De hoogbegaafde en financieel onafhankelijke Glazoenov mocht zich al heel vroeg aan zijn roeping, de compositie, wijden en kreeg spoedig nationale en internationale waardering. Hij kreeg onder andere les van Rimski-Korsakov. In 1884 ontmoette hij Tschjaikovski, met wie hij spoedig heel bevriend werd. Als dirigent kwam hij steeds vaker in het buitenland en zo kon hij naast zijn eigen muziek ook die van zijn Russische collega's aan een groot publiek bekend maken, onder meer bij de Russische concerten tijdens de Wereldtentoonstelling in Parijs. Hij werd professor voor instrumentatie en contrapunt aan het conservatorium van Sint Petersburg. Ook na de oktoberrevolutie bleef hij op deze positie. In 1928 kon hij als Jurylid van de Franz Schubert-compositiewedstrijd naar Wenen reizen. Hierna bleef hij in het westen en vestigde zich in Parijs, waar hij verder componeerde en op 70-jarige leeftijd overleed.

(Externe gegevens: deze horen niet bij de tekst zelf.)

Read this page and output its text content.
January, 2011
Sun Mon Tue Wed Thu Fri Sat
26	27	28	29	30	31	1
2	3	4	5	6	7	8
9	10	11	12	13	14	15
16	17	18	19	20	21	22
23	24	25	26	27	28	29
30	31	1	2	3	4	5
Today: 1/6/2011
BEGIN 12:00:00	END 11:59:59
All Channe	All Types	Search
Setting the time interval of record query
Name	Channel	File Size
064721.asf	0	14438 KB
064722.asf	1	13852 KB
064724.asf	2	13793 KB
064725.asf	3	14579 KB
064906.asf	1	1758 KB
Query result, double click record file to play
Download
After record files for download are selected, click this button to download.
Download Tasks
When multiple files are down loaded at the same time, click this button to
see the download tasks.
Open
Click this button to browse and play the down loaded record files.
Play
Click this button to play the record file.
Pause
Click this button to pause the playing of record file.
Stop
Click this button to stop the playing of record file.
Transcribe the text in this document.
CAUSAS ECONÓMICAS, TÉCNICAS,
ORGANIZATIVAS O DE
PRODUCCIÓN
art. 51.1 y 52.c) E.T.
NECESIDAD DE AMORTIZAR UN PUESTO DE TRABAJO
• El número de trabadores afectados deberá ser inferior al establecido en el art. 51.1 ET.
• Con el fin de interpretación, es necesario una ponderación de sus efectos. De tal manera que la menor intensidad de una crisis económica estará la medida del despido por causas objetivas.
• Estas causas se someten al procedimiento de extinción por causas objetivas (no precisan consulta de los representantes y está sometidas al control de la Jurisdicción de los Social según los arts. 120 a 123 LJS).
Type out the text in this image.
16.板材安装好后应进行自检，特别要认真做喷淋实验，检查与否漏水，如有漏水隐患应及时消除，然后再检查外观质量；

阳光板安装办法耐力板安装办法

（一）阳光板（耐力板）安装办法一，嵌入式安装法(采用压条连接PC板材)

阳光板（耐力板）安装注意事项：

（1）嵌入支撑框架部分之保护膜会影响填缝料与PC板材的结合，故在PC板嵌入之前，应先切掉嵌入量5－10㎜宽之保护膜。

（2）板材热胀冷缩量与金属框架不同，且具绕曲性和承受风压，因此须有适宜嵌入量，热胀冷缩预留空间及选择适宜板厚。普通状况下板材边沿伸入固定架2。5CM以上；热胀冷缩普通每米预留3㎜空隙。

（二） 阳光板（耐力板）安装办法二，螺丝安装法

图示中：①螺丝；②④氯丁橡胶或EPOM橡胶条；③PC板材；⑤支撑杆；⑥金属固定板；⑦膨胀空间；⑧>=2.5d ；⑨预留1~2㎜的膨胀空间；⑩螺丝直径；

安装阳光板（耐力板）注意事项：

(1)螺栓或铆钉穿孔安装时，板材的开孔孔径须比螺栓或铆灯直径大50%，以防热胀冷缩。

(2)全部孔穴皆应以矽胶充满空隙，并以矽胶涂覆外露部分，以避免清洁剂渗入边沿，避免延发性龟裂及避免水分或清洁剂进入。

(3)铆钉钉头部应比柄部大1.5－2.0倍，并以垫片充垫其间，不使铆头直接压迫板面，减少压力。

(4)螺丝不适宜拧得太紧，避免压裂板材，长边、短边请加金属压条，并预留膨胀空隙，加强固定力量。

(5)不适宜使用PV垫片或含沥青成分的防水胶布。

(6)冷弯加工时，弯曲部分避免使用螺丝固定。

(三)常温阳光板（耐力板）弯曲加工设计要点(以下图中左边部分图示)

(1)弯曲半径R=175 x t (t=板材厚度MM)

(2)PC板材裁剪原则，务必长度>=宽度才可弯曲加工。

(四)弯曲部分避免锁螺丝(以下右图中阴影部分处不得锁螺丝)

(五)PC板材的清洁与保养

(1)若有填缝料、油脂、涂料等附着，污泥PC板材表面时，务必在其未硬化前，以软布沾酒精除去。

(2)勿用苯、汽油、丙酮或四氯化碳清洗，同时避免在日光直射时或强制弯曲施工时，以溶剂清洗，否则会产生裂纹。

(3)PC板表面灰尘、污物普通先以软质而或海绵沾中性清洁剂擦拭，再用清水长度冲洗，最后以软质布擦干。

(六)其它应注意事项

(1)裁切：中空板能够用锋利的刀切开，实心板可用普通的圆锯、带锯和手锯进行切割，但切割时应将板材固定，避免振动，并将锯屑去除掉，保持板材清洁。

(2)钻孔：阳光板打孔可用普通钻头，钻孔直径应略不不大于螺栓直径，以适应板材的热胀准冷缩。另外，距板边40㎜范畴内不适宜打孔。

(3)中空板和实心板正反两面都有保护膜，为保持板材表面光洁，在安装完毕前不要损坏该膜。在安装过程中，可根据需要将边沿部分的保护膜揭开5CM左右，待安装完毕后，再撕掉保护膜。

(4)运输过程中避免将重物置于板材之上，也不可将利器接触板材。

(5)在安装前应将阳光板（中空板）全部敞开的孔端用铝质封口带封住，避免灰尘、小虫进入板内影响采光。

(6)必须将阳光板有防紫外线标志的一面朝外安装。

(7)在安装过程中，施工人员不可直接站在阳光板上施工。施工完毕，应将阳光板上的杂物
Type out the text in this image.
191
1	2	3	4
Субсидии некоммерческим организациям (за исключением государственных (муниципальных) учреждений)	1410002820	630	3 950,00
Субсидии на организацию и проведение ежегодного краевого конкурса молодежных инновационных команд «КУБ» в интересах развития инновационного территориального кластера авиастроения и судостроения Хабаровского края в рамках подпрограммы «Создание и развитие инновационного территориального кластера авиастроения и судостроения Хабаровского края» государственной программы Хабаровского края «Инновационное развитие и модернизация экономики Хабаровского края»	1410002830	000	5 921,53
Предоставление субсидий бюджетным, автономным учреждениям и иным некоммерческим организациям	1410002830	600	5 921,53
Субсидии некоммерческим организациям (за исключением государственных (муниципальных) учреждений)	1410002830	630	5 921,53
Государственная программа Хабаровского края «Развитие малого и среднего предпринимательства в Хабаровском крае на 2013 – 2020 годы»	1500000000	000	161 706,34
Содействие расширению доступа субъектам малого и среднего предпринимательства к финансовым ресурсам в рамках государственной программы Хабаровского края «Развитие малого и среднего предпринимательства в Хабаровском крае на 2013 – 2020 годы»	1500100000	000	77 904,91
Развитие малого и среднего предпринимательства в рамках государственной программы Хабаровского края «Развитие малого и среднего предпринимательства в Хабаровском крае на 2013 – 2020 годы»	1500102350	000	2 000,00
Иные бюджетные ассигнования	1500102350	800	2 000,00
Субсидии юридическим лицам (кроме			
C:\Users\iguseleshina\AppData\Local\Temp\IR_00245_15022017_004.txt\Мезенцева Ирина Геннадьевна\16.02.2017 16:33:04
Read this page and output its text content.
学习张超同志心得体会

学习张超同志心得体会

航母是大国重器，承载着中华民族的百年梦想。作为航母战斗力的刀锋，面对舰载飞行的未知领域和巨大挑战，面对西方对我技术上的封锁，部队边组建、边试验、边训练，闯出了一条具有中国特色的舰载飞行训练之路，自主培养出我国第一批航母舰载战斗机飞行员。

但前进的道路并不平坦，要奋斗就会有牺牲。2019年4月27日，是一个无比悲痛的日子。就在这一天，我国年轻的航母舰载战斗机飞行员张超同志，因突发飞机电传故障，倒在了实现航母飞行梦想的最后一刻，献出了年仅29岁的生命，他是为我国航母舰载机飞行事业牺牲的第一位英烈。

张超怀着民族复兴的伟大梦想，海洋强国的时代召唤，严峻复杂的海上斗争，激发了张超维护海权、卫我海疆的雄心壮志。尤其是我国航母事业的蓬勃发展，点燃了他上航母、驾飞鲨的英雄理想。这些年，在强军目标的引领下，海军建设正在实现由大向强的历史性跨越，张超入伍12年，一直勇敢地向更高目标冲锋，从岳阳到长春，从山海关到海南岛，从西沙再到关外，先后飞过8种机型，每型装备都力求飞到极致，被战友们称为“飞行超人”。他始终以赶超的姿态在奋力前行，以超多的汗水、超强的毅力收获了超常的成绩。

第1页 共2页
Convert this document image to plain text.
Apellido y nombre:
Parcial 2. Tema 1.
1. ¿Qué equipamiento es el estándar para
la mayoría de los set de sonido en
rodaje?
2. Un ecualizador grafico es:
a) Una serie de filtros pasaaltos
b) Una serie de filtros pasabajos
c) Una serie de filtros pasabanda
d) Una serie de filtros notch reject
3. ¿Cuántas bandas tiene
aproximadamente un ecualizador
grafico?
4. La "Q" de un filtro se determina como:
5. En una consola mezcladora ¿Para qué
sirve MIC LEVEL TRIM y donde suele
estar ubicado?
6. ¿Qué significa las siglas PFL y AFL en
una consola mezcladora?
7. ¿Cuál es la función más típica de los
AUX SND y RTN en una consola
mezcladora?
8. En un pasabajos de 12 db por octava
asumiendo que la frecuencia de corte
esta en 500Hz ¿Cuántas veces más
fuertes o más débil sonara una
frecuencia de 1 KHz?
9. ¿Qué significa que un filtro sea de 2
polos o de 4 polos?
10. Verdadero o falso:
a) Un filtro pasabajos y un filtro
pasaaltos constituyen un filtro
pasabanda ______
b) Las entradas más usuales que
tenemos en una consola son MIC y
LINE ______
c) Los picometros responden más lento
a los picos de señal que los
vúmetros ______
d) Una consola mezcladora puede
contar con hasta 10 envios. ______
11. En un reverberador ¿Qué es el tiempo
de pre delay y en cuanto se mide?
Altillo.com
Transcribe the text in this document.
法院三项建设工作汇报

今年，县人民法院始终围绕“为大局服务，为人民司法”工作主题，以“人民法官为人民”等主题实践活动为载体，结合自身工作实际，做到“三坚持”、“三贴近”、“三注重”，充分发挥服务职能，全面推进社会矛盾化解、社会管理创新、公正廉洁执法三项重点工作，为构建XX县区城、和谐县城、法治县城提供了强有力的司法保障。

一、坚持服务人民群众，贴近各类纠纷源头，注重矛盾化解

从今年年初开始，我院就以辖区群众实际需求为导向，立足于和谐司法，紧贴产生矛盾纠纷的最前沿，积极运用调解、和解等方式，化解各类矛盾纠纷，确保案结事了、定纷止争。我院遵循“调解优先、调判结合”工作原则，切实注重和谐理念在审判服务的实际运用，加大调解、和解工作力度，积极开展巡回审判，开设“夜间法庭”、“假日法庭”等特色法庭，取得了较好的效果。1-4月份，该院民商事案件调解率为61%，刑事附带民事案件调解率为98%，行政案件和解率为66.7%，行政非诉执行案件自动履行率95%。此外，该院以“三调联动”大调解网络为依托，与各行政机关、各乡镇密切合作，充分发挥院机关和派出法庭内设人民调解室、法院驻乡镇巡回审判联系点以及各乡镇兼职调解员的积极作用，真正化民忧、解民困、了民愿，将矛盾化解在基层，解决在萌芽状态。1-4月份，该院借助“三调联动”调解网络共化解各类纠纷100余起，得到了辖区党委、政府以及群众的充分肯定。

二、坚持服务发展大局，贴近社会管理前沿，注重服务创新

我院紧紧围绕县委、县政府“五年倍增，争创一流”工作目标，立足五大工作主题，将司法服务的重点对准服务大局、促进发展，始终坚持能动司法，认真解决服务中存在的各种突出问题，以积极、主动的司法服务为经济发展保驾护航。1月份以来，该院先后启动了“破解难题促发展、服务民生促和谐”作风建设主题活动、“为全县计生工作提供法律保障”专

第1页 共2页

Glazoenov heeft een omvangrijk oeuvre nagelaten waarin, op opera na, alle denkbare genres zijn vertegenwoordigd. Hij componeerde piano-, orgel-, kamer- en orkestmuziek (onder meer acht symfonieën, symfonische gedichten, concerten voor viool, voor piano), een saxofoonkwartet, toneelmuziek, balletten (Raymonda, en De jaargetijden) en koormuziek. Alleen opera ontbreekt op zijn oeuvrelijst.
Glazoenov schreef in een romantisch idioom, zij het niet altijd even oorspronkelijk. Zijn stijl kan worden samengevat als een samengaan van elementen uit de stijl van het zogenaamde 'Machtige hoopje' (bestaande uit de componisten Moessorgski, Rimski-Korsakov, Qui, Borodin en Balakirev) enerzijds en invloeden van Tschaikovski en Wagner anderszijds. Een heroïsch temperament, een uitgebalanceerde lyriek alsmede folkloristische elementen zijn de belangrijkste kenmerken van zijn muziek. Het geheel is altijd in overzichtelijk gestructureerde vormen gegoten waaruit weer blijkt dat Glazoenov affiniteit had met de muziek van Mendelssohn en Brahms. Dat was overigens iets waarin Glazoenov zich duidelijk onderscheidde van de overige vertegenwoordigers van het 'Machtige hoopje'.